The question asks to find the tangent and normal to the curve of the following equation at the point ($\sqrt3, 2$):
$$x^2-\sqrt{3}xy+2y^2=5 $$
I began by finding the first derivative of this, which I found to be:
$$ \frac{dy}{dx}=\frac{\sqrt3y-2x}{-\sqrt3x+4y}$$
The slope was obviously zero at the given point. Hence,
$$y=mx+c$$ $$ y=c$$ $$ \therefore c = 2$$ $$ \therefore y = 2$$
However, when I cannot seem to find the correct answer for the equation fo the normal. The answer in my book states the equation for the normal is $x=\sqrt3$, my attempt at finding the slope of the normal to find its equation was:
$$m_1m_2=-1$$ $$m_1 = 0$$ $$ \therefore m_2 = undefined$$
This clearly does not correspond with the book's answer and I do not understand why my method to to find the slope of the normal does not work.

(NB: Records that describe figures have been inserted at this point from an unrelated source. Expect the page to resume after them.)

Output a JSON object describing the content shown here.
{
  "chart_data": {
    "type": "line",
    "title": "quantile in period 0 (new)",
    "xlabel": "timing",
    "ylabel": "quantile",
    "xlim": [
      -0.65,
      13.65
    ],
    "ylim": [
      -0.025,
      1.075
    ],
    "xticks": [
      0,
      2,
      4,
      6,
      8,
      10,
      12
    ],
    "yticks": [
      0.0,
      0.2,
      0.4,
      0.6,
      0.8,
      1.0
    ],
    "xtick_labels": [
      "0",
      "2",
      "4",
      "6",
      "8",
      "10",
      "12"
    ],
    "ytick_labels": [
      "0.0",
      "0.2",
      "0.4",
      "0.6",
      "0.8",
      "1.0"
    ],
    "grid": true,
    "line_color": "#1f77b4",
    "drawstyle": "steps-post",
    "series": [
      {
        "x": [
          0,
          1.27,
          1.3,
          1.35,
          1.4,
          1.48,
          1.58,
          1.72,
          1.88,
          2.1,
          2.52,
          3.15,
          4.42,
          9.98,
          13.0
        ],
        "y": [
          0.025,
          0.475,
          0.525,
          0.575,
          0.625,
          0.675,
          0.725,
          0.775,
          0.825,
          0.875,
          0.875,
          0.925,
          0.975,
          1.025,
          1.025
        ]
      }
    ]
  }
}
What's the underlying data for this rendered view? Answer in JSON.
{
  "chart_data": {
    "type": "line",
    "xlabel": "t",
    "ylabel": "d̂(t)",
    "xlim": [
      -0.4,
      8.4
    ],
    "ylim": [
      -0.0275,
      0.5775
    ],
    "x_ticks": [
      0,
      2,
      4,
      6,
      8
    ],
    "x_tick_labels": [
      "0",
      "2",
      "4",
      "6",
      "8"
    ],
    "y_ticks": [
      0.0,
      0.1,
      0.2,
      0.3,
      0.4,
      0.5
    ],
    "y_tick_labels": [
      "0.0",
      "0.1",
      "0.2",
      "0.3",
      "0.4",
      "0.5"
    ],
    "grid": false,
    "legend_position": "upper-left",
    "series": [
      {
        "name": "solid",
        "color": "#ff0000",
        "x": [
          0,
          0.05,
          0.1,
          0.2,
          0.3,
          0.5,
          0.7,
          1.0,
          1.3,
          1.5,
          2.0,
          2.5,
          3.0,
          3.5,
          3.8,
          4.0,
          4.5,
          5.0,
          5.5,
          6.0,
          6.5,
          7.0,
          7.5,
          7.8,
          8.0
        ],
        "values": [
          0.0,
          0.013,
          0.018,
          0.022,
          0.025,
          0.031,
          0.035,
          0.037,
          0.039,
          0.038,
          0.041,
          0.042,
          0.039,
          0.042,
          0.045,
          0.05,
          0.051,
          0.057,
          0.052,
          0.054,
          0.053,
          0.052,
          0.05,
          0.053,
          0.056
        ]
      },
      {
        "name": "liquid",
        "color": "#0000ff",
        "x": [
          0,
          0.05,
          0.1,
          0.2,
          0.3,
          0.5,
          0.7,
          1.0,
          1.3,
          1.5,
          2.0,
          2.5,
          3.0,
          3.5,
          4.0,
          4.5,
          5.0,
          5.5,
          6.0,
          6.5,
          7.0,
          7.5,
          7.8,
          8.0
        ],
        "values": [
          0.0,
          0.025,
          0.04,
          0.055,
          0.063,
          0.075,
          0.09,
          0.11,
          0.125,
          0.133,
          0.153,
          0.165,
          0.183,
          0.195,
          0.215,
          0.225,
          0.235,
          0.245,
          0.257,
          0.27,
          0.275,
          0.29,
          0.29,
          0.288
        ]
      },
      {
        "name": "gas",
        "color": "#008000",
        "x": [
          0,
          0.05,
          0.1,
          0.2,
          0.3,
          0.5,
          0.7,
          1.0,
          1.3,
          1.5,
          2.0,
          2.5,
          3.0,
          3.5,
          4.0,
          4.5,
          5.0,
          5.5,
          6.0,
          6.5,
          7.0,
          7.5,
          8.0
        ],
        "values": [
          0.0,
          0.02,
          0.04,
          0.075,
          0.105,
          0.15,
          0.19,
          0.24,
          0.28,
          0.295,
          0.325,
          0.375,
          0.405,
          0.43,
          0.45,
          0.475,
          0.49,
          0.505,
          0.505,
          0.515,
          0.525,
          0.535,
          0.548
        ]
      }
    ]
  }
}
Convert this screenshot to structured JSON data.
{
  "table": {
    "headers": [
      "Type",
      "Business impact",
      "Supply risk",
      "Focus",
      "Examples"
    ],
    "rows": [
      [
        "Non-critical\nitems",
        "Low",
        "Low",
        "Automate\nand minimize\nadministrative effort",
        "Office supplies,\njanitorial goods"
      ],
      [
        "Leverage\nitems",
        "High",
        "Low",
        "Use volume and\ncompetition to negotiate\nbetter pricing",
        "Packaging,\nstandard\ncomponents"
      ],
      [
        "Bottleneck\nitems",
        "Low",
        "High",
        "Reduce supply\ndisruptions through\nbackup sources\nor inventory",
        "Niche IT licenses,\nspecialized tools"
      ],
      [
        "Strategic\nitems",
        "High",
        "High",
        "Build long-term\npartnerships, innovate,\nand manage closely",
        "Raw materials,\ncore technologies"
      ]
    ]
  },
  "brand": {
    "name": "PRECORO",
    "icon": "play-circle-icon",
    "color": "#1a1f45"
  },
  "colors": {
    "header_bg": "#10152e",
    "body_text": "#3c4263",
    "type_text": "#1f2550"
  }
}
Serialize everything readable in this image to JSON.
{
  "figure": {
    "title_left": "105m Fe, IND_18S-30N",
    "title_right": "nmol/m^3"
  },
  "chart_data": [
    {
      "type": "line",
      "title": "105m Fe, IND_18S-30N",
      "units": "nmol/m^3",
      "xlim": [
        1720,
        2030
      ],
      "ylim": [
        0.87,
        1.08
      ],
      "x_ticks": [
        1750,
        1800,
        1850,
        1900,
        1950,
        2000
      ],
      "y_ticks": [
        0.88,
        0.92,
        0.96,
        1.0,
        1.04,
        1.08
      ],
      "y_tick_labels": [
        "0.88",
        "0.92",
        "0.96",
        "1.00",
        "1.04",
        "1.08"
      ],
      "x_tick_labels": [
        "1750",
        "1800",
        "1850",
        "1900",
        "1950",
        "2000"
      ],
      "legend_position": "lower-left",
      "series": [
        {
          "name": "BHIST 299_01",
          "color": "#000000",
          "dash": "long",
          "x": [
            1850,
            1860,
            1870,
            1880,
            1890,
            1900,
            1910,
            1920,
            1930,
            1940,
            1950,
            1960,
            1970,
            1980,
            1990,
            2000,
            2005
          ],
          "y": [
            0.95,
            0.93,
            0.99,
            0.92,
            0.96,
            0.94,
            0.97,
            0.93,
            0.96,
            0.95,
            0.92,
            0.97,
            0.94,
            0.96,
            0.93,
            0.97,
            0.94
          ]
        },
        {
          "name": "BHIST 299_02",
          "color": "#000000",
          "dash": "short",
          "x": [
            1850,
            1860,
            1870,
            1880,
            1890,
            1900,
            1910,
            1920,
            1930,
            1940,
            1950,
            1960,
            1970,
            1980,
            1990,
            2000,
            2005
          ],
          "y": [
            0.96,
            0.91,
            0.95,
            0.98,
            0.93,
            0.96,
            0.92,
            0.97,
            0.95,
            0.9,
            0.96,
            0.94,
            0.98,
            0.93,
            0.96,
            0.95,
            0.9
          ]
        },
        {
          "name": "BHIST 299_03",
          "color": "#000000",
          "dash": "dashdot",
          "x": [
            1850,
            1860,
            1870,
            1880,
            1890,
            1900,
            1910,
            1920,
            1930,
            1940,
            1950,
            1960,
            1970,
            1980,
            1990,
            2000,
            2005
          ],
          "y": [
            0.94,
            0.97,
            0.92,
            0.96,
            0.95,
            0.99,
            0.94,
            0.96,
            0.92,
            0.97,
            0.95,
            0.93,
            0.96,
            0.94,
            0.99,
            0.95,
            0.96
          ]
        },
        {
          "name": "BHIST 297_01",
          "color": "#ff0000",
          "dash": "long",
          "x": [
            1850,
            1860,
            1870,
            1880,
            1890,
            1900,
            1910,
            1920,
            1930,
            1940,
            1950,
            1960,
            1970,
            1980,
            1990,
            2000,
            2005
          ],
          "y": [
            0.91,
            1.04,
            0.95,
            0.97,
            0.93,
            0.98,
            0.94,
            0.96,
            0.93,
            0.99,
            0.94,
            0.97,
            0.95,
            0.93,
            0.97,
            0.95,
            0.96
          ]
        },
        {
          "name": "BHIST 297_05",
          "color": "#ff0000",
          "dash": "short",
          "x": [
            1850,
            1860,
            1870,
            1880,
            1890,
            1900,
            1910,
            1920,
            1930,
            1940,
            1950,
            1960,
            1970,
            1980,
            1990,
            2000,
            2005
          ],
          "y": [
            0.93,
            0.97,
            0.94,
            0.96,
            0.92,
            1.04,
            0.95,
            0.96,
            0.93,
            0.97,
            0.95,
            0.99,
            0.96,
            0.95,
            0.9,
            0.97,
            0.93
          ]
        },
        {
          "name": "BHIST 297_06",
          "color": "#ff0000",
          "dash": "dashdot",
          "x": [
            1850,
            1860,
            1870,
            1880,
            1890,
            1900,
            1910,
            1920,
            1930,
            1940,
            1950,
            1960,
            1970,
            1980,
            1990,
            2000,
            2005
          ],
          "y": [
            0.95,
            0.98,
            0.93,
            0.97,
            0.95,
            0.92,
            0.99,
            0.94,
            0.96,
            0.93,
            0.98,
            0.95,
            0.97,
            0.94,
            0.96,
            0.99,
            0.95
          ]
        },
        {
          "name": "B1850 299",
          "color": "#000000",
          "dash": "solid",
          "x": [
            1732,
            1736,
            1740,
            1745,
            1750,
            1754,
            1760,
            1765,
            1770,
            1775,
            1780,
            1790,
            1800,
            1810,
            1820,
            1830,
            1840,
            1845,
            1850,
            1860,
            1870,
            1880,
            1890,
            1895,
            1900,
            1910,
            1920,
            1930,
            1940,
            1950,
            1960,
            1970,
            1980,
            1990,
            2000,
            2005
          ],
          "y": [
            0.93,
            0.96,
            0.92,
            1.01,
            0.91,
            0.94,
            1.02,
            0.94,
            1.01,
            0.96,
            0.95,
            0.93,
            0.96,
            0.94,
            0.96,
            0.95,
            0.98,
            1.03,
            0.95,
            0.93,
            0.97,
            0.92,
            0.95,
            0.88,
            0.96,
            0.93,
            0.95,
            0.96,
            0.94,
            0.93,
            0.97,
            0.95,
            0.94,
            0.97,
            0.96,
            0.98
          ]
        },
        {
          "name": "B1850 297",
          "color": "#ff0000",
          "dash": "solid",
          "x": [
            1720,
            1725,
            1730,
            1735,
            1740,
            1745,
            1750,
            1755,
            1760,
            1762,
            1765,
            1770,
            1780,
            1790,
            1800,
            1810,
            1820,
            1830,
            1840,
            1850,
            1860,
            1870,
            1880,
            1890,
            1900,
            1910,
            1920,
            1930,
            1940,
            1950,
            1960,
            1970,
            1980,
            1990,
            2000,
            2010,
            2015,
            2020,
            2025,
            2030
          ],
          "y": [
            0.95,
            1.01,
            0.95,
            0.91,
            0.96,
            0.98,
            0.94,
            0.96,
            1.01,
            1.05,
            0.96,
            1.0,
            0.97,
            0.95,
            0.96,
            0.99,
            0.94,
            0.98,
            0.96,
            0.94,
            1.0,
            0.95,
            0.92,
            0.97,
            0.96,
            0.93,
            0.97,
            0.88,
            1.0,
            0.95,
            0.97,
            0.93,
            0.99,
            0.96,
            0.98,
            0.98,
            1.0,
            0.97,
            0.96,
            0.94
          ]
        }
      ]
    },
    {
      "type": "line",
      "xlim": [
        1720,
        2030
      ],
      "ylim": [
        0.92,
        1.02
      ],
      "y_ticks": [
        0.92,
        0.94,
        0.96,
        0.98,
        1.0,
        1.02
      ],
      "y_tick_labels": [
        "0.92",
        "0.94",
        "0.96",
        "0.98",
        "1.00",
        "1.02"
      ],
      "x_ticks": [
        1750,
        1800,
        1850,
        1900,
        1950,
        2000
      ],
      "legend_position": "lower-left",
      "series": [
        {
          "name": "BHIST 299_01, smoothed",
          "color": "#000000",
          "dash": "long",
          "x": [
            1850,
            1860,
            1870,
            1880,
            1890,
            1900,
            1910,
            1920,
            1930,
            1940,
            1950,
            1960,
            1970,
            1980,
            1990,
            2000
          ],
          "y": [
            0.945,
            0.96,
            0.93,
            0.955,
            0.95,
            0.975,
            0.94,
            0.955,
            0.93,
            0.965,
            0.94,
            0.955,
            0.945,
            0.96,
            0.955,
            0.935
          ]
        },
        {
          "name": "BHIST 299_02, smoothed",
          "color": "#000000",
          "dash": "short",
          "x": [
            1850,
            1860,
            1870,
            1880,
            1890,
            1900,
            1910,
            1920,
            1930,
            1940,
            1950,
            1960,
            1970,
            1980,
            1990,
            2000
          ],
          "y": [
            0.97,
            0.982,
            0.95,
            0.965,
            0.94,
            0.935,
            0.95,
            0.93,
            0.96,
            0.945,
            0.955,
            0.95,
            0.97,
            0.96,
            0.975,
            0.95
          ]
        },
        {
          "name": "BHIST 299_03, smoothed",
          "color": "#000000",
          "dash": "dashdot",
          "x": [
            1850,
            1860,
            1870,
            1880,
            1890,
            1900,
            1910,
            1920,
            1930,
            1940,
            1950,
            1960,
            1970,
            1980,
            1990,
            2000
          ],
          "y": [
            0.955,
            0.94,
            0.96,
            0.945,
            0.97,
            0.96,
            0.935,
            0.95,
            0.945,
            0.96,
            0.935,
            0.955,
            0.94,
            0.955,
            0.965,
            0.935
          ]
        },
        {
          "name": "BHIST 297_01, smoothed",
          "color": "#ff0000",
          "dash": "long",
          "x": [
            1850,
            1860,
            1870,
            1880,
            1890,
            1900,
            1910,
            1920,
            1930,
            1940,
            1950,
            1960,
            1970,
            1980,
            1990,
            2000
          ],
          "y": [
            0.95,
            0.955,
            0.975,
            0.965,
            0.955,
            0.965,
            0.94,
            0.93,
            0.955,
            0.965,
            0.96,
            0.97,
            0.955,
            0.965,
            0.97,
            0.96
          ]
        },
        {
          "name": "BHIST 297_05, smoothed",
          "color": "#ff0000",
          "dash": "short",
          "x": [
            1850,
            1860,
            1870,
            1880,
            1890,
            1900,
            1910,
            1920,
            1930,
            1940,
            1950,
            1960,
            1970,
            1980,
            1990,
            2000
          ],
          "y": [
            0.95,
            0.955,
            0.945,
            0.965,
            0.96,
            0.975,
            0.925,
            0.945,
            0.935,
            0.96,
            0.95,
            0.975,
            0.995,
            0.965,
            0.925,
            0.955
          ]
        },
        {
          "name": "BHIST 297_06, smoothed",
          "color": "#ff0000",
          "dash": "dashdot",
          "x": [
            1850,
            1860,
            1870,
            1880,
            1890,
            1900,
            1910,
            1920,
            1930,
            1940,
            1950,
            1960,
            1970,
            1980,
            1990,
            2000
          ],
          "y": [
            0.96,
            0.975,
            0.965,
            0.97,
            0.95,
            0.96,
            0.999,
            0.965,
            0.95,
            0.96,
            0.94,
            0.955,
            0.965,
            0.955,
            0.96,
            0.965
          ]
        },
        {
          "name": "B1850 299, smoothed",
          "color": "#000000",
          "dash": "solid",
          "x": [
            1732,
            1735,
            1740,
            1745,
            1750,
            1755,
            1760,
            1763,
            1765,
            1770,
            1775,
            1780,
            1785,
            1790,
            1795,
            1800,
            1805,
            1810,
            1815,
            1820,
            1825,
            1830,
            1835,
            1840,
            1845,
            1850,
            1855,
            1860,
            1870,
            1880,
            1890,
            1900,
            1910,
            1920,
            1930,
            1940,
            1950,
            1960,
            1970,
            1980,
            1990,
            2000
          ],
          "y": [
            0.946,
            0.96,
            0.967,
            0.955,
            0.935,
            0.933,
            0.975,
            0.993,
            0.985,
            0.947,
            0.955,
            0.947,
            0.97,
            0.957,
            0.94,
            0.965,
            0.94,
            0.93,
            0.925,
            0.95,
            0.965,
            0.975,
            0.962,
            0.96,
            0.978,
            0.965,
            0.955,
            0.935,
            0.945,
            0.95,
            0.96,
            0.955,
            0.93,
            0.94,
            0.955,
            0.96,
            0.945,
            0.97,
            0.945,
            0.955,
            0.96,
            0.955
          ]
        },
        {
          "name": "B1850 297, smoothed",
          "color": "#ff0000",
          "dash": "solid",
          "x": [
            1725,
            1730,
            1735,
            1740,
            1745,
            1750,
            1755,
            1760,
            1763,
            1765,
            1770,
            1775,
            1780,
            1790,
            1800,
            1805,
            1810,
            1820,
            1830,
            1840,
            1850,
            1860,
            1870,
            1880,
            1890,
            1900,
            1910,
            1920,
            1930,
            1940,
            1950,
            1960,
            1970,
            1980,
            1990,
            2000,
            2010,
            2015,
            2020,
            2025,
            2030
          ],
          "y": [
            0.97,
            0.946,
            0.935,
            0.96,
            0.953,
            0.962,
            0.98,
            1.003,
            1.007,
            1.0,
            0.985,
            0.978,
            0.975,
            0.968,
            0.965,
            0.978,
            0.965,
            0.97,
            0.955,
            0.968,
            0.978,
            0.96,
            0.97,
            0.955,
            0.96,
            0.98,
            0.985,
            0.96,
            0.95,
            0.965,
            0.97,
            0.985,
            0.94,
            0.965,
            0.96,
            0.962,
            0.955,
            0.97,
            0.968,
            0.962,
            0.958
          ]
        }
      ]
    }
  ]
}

Perhaps the formula I used is not feasible for implicit equations? Could someone enlighten me of my mistake and show me how to obtain the correct answer?
Since the slope of the tangent line at $\left(\sqrt3,2\right)$ is $0$, the tangent line is horizontal and therefore the normal line is vertical. And the vertical line passing through $\left(\sqrt3,2\right)$ is $x=\sqrt3$.